Correcting Mercury’s Radial Contraction for Obscuration of Shortening Structures by Surface Roughness

Abstract

Estimating Mercury’s radial contraction is crucial to understanding the planet’s geologic evolution as it reflects cooling of the interior and growth of the solid inner core [e.g., 1]. Radial contraction has been estimated by mapping shortening structures, such as wrinkle ridges and lobate scarps [e.g., 2, 3]. Depending on the interpretation of small shortening structures, previous studies have estimated Mercury’s radial contraction to be 1–2 km, or up to 7 km. These estimates are used as constraints to thermos-chemical evolution models [e.g., 1]; however, it is unclear whether all shortening structures have been successfully detected on Mercury.

A key to this question lies in the heterogeneous distribution of shortening structures. The density of contractional landforms mapped by previous works [e.g., 4] shows deficits at some locations (Figure 1). While tectonic mapping could be biased by the geometric conditions of the MESSENGER observations [5], the deficit is not consistent with the expected longitudinal patterns. Mantle dynamic pressure could also affect the distribution of long fault scarps [6], but the deficits exist even where compressional tectonism is anticipated. An alternative hypothesis is the obscuration of landforms by extensive ejecta from large impact craters and basins [5], which needs further investigation.
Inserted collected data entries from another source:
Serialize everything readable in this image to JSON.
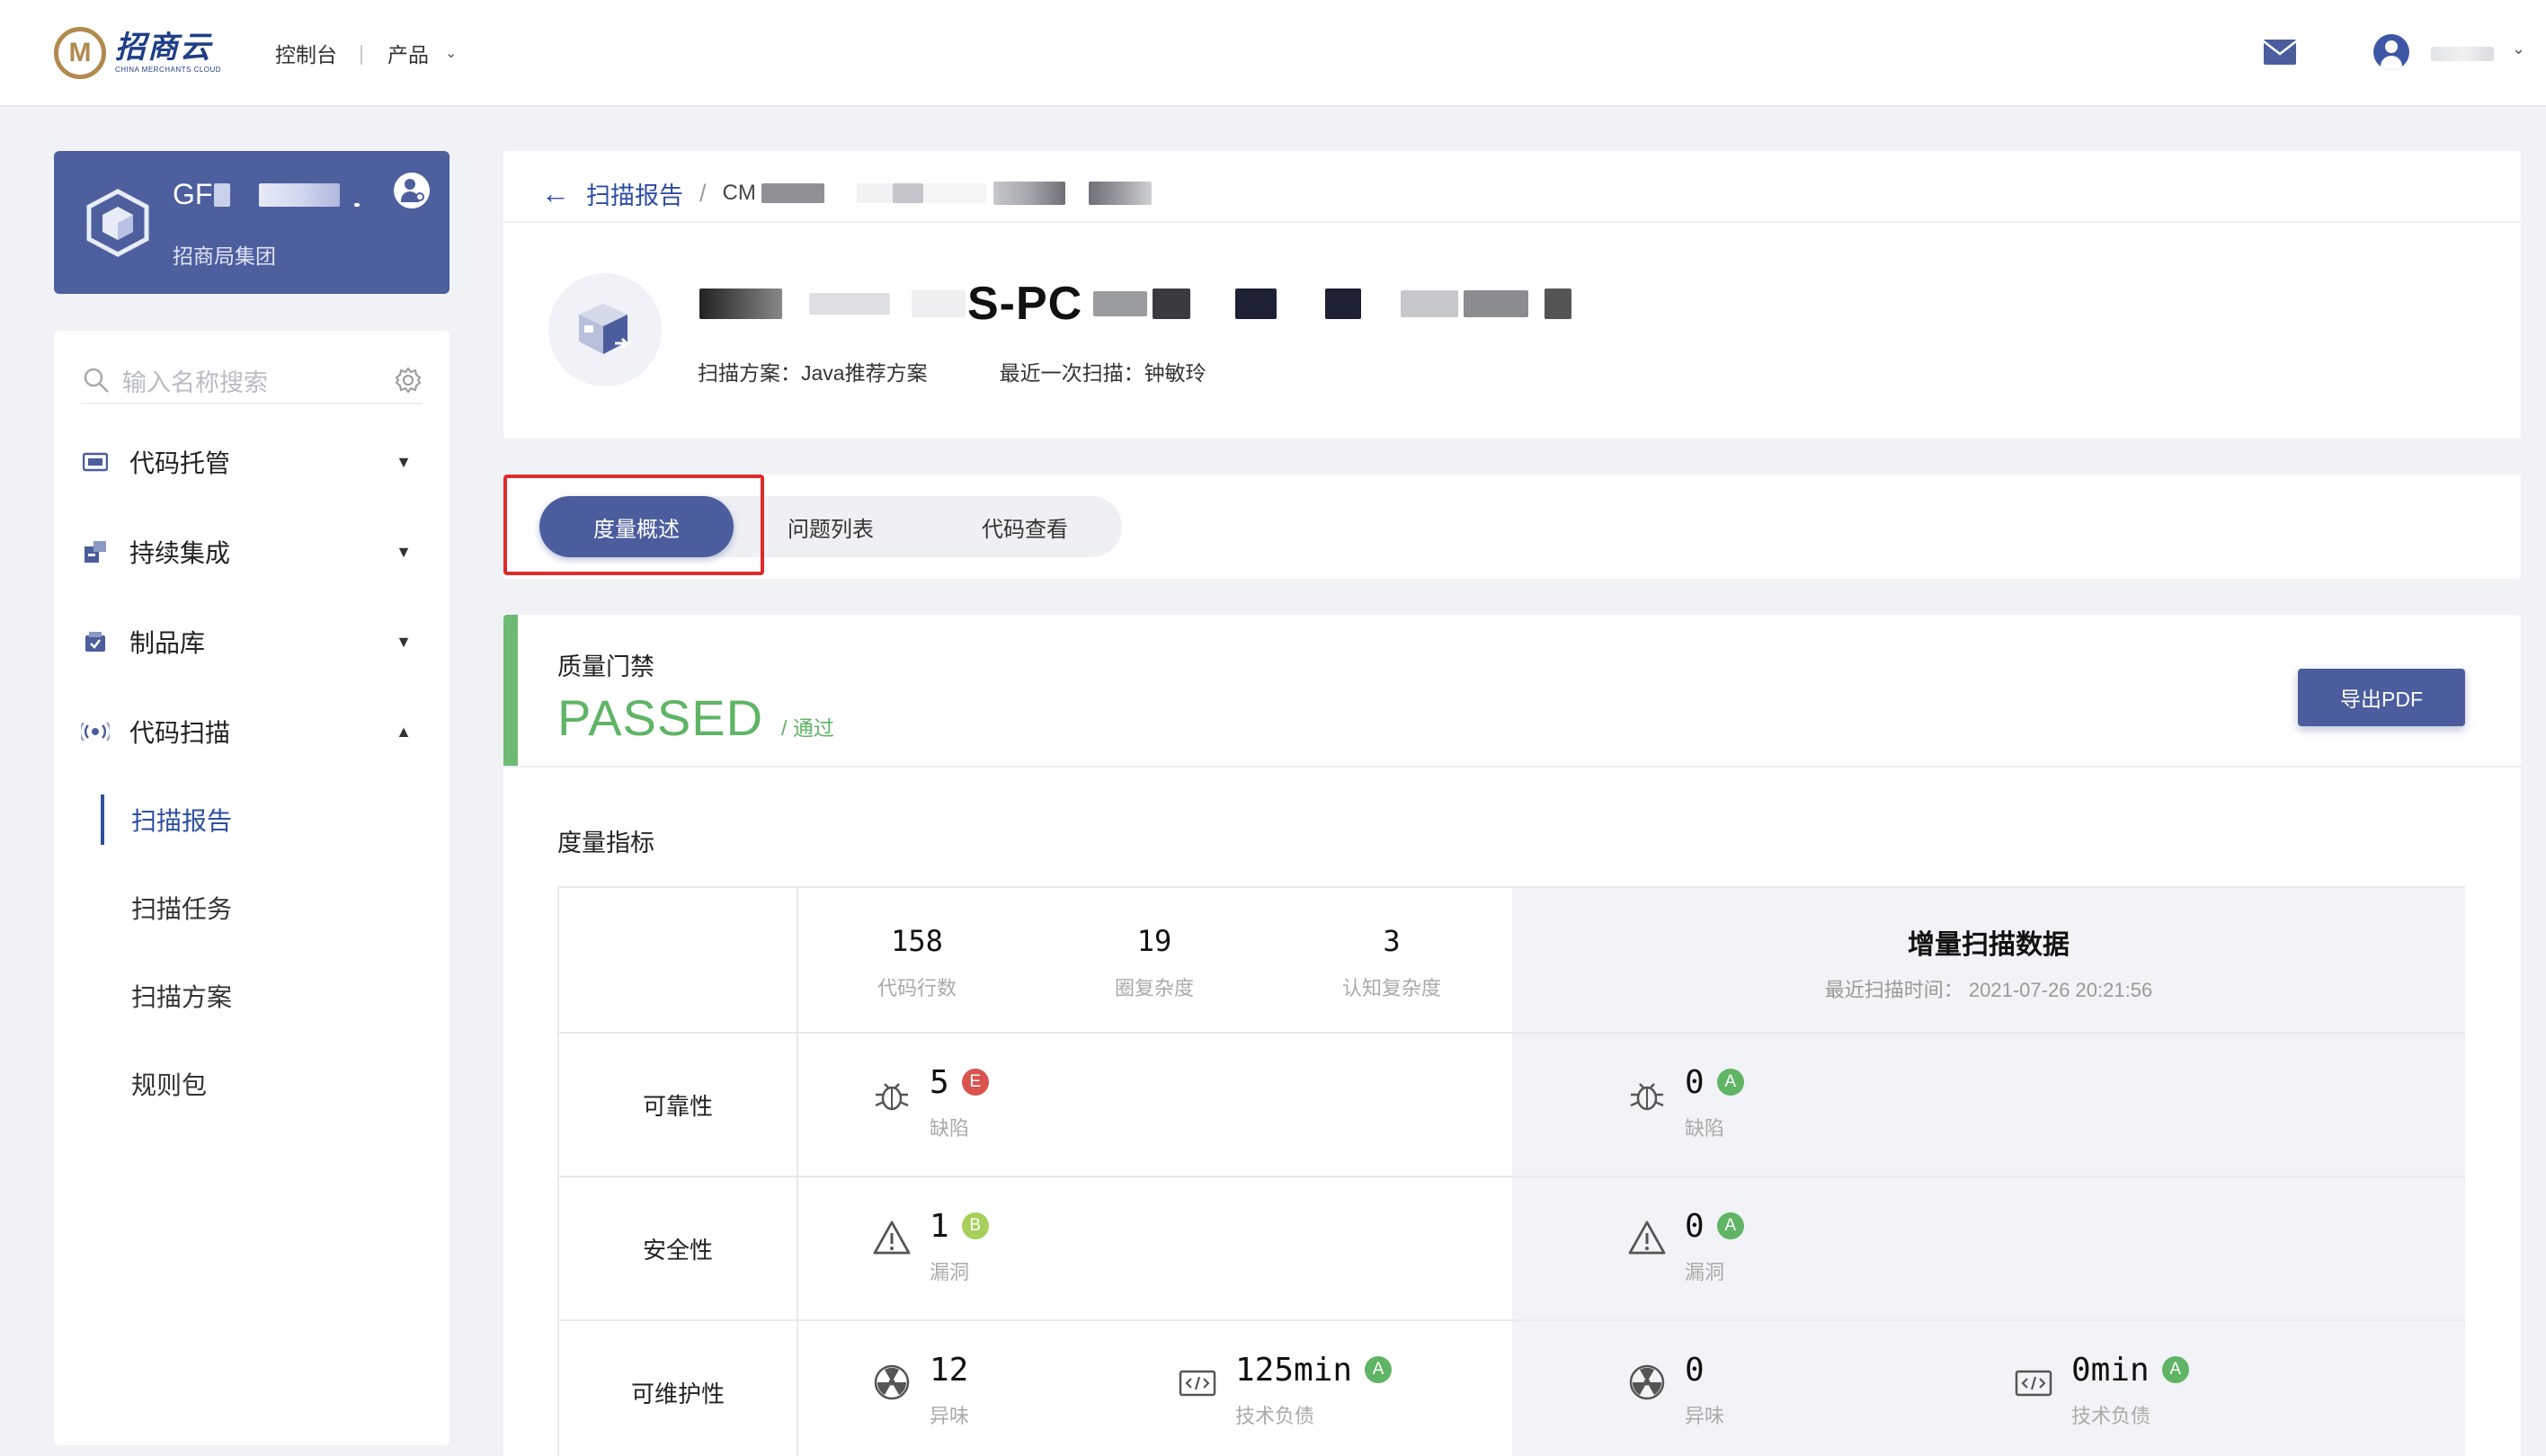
{
  "topbar": {
    "logo_cn": "招商云",
    "logo_en": "CHINA MERCHANTS CLOUD",
    "nav_console": "控制台",
    "nav_separator": "|",
    "nav_products": "产品"
  },
  "org": {
    "name_visible": "GF",
    "subtitle": "招商局集团"
  },
  "sidebar": {
    "search_placeholder": "输入名称搜索",
    "items": [
      {
        "label": "代码托管",
        "expanded": false,
        "icon": "code-repo-icon"
      },
      {
        "label": "持续集成",
        "expanded": false,
        "icon": "ci-icon"
      },
      {
        "label": "制品库",
        "expanded": false,
        "icon": "artifact-icon"
      },
      {
        "label": "代码扫描",
        "expanded": true,
        "icon": "scan-icon"
      }
    ],
    "sub_items": [
      {
        "label": "扫描报告",
        "active": true
      },
      {
        "label": "扫描任务",
        "active": false
      },
      {
        "label": "扫描方案",
        "active": false
      },
      {
        "label": "规则包",
        "active": false
      }
    ]
  },
  "header": {
    "breadcrumb_link": "扫描报告",
    "breadcrumb_sep": "/",
    "breadcrumb_current_visible": "CM",
    "project_title_visible": "S-PC",
    "scan_plan_label": "扫描方案：",
    "scan_plan_value": "Java推荐方案",
    "last_scan_label": "最近一次扫描：",
    "last_scan_value": "钟敏玲"
  },
  "tabs": [
    {
      "label": "度量概述",
      "active": true
    },
    {
      "label": "问题列表",
      "active": false
    },
    {
      "label": "代码查看",
      "active": false
    }
  ],
  "gate": {
    "title": "质量门禁",
    "status": "PASSED",
    "status_cn": "/ 通过",
    "export_label": "导出PDF"
  },
  "metrics": {
    "title": "度量指标",
    "summary": [
      {
        "value": "158",
        "label": "代码行数"
      },
      {
        "value": "19",
        "label": "圈复杂度"
      },
      {
        "value": "3",
        "label": "认知复杂度"
      }
    ],
    "incremental_title": "增量扫描数据",
    "incremental_time": "最近扫描时间：  2021-07-26 20:21:56",
    "rows": [
      {
        "label": "可靠性",
        "full": [
          {
            "icon": "bug-icon",
            "value": "5",
            "grade": "E",
            "label": "缺陷"
          }
        ],
        "incremental": [
          {
            "icon": "bug-icon",
            "value": "0",
            "grade": "A",
            "label": "缺陷"
          }
        ]
      },
      {
        "label": "安全性",
        "full": [
          {
            "icon": "warning-icon",
            "value": "1",
            "grade": "B",
            "label": "漏洞"
          }
        ],
        "incremental": [
          {
            "icon": "warning-icon",
            "value": "0",
            "grade": "A",
            "label": "漏洞"
          }
        ]
      },
      {
        "label": "可维护性",
        "full": [
          {
            "icon": "radiation-icon",
            "value": "12",
            "grade": "",
            "label": "异味"
          },
          {
            "icon": "code-debt-icon",
            "value": "125min",
            "grade": "A",
            "label": "技术负债"
          }
        ],
        "incremental": [
          {
            "icon": "radiation-icon",
            "value": "0",
            "grade": "",
            "label": "异味"
          },
          {
            "icon": "code-debt-icon",
            "value": "0min",
            "grade": "A",
            "label": "技术负债"
          }
        ]
      }
    ]
  },
  "colors": {
    "primary": "#4b5d9c",
    "link": "#2e4ea0",
    "passed": "#5fb465",
    "grade_A": "#5fb465",
    "grade_B": "#a8cf5a",
    "grade_E": "#d9534f",
    "highlight": "#e02b2b"
  }
}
To identify young ejecta that might blanket tectonic landforms, we characterize surface freshness using topographic roughness. Although crater formation increases roughness due to ejecta deposition and secondary craters, subsequent mass-wasting events triggered by impact-induced seismic shakings generally reduce topographic reliefs. Therefore, roughness can be used as a proxy for surface age in one geologic unit [7]. However, roughness data at kilometric baselines have been limited to the north-polar region due to a lack of global high-resolution topography data.

In this study, we create a global roughness map based on the latest high-resolution digital terrain model (DTM) [8] to quantitatively investigate the obscuration of tectonic landforms by ejecta. We then discuss how this process affects estimates of Mercury’s radial contraction.